ДОРОДНЫХ. Не прикасайтесь ко мне! Прекратите вопить, вы, истерички!

ЛАПИН (кружась по убежищу). Что же это?! Что же это?! (И т. д.)

ДОРОДНЫХ (падает на колени и крестится на барельеф Ленина). Господи, милосердный, отец наш всевышний, спаси и пронеси! Не карай нас за грехи наши тяжкие! Пожалей детей своих неразумных! (Кладет поклоны.)

ИВАНОВ (спрашивает у всех по очереди).

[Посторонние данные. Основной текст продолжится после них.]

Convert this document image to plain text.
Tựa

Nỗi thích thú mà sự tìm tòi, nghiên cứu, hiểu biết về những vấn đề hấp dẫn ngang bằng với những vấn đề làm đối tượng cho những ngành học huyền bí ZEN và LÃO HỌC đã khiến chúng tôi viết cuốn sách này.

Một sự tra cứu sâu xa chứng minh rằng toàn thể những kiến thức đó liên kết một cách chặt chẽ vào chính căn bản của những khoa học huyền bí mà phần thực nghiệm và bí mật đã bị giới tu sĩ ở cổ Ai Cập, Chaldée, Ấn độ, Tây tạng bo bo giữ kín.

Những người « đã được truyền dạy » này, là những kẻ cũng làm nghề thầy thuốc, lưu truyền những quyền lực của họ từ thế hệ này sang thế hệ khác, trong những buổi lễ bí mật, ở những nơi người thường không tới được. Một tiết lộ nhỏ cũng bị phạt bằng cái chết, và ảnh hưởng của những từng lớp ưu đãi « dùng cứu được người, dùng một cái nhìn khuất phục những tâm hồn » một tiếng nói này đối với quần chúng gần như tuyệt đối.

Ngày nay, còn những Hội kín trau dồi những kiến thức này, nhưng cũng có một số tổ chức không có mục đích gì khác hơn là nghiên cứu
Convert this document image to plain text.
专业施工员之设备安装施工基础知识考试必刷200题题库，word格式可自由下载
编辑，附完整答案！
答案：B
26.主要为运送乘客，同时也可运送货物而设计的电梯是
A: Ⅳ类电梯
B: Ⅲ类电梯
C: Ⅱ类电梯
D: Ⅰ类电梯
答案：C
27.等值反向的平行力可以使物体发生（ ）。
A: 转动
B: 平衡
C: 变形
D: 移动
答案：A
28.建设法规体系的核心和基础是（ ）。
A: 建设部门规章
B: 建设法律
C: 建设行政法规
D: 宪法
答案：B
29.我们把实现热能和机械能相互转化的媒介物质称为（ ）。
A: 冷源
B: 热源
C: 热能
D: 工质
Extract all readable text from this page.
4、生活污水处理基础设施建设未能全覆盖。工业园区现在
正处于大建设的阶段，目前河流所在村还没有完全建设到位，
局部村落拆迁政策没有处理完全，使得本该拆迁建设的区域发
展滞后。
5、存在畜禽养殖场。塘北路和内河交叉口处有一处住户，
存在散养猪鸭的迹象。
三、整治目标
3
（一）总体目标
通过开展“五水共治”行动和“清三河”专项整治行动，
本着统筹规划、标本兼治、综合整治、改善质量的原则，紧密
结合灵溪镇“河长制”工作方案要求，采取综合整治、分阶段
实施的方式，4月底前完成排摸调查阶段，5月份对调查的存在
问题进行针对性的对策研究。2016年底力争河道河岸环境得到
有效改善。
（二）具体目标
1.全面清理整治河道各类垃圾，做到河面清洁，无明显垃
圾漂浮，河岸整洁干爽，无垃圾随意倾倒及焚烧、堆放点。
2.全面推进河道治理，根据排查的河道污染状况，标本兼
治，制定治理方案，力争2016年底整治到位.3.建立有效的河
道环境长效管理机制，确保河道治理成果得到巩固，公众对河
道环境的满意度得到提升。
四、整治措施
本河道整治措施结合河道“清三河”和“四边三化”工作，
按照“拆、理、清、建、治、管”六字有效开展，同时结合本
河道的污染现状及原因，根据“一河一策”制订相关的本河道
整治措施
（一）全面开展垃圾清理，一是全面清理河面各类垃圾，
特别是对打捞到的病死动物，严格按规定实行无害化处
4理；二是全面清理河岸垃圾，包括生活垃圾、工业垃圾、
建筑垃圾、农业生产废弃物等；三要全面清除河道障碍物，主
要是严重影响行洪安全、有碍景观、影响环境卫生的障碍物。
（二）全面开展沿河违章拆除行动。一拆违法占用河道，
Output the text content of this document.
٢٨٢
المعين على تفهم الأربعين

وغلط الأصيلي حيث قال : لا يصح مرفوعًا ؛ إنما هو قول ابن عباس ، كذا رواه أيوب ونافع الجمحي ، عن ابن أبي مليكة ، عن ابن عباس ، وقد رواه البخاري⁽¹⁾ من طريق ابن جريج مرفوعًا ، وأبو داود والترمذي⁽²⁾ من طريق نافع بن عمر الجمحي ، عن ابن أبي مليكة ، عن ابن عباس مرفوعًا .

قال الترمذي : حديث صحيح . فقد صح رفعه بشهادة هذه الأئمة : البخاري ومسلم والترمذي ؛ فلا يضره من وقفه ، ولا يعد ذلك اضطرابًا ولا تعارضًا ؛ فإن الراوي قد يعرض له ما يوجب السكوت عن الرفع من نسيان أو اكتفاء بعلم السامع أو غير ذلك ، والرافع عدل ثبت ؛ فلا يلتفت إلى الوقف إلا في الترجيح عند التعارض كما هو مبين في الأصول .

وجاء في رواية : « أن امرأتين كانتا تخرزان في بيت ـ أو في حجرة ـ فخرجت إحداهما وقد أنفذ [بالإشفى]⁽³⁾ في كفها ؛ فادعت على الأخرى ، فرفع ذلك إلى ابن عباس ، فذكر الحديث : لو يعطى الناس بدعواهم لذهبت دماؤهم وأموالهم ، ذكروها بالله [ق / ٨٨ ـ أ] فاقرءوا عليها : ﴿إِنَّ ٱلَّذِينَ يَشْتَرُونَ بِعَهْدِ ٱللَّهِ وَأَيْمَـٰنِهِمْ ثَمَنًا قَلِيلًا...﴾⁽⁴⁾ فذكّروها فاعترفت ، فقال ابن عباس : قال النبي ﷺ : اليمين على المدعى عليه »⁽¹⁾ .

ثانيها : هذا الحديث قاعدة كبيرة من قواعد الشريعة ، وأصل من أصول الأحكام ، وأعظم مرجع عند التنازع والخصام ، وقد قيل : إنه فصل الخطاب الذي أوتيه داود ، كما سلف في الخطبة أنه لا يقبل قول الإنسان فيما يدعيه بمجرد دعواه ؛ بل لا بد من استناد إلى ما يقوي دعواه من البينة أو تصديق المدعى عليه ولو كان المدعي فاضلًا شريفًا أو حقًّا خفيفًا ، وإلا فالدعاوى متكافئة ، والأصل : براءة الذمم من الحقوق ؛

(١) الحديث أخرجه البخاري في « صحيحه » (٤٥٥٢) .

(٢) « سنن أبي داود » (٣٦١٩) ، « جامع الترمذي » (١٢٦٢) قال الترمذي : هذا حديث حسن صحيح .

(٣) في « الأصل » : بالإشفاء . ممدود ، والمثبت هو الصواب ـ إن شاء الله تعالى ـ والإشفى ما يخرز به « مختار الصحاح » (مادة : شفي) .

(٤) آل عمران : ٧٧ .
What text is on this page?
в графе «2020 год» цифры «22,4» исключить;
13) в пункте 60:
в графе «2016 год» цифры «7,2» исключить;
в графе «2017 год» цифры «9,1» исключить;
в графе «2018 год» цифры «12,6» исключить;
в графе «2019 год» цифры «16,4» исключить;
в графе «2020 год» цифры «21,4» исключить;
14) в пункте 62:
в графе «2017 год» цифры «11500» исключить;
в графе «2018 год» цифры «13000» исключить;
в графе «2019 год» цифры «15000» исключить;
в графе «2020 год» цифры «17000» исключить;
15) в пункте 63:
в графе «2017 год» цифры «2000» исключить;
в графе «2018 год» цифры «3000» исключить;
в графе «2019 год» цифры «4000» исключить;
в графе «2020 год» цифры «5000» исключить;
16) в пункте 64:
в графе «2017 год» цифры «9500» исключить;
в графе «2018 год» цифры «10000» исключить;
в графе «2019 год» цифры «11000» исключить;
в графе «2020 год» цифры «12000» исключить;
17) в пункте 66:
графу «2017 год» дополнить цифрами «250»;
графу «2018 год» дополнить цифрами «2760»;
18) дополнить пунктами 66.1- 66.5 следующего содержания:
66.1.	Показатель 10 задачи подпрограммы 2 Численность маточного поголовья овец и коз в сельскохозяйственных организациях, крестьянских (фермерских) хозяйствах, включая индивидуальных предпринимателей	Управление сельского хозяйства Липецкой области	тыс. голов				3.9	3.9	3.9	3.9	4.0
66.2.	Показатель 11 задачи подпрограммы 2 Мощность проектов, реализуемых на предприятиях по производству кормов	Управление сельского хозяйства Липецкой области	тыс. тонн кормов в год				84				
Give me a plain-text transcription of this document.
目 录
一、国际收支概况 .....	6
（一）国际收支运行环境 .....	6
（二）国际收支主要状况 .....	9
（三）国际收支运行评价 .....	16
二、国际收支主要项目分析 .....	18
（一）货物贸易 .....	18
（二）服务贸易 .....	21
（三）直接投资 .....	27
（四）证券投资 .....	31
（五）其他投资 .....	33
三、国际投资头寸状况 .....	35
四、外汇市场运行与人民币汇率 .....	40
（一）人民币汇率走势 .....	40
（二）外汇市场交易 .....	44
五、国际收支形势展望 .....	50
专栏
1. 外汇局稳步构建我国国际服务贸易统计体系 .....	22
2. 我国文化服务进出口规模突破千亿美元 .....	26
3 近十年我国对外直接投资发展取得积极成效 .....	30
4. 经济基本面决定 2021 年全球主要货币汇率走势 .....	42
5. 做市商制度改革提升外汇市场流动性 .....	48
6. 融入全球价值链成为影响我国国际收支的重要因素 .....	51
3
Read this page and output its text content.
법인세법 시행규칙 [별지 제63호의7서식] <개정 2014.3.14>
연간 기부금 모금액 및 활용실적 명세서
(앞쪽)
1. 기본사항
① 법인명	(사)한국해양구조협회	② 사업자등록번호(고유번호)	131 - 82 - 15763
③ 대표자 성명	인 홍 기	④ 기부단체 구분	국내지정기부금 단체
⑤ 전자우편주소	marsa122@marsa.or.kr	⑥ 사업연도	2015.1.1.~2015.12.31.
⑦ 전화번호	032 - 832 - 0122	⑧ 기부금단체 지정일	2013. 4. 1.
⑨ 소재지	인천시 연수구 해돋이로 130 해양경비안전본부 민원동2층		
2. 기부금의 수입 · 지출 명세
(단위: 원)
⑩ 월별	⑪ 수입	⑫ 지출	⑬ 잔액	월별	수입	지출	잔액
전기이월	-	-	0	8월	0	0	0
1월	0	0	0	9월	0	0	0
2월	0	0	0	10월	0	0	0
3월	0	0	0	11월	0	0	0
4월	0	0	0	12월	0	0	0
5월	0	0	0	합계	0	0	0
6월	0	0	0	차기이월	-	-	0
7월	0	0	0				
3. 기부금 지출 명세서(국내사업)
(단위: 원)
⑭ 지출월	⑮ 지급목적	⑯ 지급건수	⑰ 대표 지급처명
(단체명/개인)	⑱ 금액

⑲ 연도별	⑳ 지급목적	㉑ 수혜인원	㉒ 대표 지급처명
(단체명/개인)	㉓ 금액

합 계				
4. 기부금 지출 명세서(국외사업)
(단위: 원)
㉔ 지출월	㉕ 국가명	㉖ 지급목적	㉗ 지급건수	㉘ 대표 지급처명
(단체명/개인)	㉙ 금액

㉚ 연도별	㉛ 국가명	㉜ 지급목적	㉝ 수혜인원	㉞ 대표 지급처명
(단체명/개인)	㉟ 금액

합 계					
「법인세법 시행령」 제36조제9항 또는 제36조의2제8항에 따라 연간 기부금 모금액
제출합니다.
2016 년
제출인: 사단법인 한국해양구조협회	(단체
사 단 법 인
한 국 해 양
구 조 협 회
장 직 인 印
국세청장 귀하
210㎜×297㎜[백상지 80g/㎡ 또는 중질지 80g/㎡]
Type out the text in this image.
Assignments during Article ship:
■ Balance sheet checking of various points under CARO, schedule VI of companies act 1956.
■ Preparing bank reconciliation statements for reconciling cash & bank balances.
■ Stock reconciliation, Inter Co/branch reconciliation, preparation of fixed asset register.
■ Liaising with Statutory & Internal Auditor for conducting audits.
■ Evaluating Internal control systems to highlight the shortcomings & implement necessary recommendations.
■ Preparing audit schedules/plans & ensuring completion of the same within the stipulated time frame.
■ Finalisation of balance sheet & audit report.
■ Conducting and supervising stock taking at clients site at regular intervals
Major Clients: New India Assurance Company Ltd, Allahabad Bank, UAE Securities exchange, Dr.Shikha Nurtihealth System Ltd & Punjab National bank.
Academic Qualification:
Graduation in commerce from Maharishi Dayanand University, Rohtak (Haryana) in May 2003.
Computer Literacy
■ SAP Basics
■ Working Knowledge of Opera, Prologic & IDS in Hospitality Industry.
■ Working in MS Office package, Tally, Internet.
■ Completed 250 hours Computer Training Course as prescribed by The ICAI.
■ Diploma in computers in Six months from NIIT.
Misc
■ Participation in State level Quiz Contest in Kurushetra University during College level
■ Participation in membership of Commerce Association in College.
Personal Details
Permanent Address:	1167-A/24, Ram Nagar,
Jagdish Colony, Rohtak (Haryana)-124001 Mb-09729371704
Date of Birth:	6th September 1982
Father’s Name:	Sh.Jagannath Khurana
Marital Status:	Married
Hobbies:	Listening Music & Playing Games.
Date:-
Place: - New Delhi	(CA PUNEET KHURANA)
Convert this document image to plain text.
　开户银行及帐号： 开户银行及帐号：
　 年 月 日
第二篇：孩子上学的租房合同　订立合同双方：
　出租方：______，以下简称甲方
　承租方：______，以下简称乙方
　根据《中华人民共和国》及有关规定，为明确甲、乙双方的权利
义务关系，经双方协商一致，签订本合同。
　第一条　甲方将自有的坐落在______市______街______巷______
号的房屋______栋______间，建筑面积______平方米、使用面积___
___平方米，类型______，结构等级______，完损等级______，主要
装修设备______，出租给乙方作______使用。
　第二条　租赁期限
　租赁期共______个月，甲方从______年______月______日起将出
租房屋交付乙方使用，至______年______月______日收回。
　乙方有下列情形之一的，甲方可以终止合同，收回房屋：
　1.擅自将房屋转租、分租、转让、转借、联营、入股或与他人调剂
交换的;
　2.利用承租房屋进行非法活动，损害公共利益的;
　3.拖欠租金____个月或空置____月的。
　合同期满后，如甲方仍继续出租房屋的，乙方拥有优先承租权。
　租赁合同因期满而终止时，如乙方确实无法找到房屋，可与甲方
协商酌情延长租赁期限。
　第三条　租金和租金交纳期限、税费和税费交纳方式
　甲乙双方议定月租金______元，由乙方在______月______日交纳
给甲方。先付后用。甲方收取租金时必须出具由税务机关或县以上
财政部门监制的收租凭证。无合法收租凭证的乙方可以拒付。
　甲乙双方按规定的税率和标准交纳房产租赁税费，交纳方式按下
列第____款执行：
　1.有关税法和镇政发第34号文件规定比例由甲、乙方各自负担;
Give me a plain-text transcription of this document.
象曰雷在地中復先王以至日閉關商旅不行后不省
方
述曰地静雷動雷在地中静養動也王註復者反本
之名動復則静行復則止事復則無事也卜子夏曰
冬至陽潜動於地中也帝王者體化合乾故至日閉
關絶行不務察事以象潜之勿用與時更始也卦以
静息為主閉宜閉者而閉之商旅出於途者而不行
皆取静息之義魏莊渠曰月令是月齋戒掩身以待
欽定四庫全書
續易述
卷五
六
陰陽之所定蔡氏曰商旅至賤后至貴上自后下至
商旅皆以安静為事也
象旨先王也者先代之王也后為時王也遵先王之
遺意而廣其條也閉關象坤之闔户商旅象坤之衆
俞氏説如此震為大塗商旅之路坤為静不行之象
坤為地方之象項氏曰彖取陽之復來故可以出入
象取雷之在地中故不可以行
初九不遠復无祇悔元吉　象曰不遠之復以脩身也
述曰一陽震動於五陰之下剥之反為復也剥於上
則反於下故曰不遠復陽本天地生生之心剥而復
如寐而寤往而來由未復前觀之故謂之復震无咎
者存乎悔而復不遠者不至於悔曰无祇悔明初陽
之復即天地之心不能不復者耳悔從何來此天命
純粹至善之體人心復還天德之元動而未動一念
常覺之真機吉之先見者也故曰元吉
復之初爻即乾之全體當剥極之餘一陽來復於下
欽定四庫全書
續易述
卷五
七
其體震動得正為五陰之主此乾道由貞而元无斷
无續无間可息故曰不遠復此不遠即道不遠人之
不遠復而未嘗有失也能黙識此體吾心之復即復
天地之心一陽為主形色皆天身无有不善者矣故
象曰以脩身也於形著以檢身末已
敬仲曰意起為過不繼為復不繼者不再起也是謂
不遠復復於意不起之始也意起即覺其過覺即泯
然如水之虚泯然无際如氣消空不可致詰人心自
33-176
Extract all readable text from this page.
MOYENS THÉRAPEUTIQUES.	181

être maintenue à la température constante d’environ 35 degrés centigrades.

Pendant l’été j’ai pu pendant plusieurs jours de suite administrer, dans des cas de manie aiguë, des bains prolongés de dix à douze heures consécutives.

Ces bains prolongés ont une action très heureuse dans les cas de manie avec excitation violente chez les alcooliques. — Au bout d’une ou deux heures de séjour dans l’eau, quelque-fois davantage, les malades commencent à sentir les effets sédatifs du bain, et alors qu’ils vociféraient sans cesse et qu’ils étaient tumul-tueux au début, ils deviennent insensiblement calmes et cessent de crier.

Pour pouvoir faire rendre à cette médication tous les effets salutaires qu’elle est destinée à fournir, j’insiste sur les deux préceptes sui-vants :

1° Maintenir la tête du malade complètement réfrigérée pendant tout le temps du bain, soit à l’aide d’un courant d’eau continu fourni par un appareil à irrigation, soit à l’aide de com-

Что же нам теперь делать?! Что же нам теперь?! (И т. д.)

Гаркуша у стола наливает и выпивает спирт в лихорадочном темпе, Толик и Маша стоят застывшие в объятьях. Зенин марширует по ограниченному квадрату, все время поворачивая направо. Ребезова смотрит на всех, затем присоединяется к Дородных, крестится и кладет поклоны Ленину.

ЗЕНИН (продолжая маршировать). Перестаньте унижаться перед богом! Его же нет!

ЛАПИН (идя рядом с Зениным и крича ему в ухо). Не мешайте людям делать, что они хотят!! Вы довели нас до этого! Получили свое! Радуйтесь теперь, радуйтесь!! Все кончено! Все кончено!

У Лапина истерика, он хохочет. Гаркуша прерывает его истерику двумя хорошими оплеухами.

ГАРКУША. Что кончено, Боря?!

ЛАПИН. Все, Ваня, все! (Рыдает на плече Гаркуши.) Хорошо, что дети у мамочки!

ИВАНОВ. А где ваша мамочка, что она делает?

ЛАПИН (сквозь слезы). Мамочка моя на даче.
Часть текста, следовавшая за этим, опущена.